The most effective starting point for real estate businesses in Connecticut is an AI inventory: a documented list of every AI system in use, the decisions it influences, and whether those decisions affect individuals in ways the law covers. From there, companies typically need written disclosure notices, a designated internal owner for AI compliance, and a regular review cadence to track the technology and regulatory landscape as both continue to evolve. Disclosure and documentation requirements are often achievable in a matter of weeks; technical controls around bias testing and impact assessment require longer runway. Given Connecticut's deadline of N/A, the time to begin is now.

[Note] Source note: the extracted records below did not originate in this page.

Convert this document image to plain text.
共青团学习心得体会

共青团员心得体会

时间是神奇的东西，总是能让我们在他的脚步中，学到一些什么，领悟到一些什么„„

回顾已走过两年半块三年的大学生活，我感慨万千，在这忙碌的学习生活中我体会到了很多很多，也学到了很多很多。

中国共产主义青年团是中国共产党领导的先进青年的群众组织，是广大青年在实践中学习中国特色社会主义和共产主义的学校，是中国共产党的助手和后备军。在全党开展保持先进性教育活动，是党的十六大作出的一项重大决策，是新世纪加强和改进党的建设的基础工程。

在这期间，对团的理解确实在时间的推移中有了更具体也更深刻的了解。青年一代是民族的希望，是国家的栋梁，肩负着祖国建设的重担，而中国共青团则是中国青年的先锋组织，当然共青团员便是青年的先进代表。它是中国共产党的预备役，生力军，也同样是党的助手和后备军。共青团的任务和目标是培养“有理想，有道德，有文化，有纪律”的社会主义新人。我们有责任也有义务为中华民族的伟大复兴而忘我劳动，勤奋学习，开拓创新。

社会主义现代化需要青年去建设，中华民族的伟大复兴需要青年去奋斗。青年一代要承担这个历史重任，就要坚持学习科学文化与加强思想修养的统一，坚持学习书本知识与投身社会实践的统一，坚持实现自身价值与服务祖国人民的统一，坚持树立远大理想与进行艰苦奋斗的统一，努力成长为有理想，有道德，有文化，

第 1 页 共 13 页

Connecticut Real Estate deep dive

Compliance Checklist
💰 Fines & Penalties
📋 Requirements
📖 Compliance Guide
Deadlines

By company size

🚀 Startups (1-10)🏪 Small (11-50)🏢 Mid-Market (51-250)🏛️ Enterprise (250+)
← All AI laws in Connecticut

AI laws for Real Estate in other states

Illinois Real EstateIn EffectMaine Real EstateIn EffectMinnesota Real EstateIn EffectMontana Real EstateIn EffectTennessee Real EstateIn EffectTexas Real EstateIn EffectUtah Real EstateIn EffectCalifornia Real EstateEnacted

Other industries in Connecticut

🏦 Finance & BankingVery High🏛️ Government ContractorVery High🏥 HealthcareVery High👔 HR & RecruitingVery High🛡️ InsuranceVery High⚖️ Legal ServicesHigh🎬 Media & EntertainmentHigh💻 Tech & SaaSHigh
Editorial standards

Anchored to the primary government source (statute, bill text, or agency rule) and verified directly against it · Last verified Jul 4, 2026. See our methodology.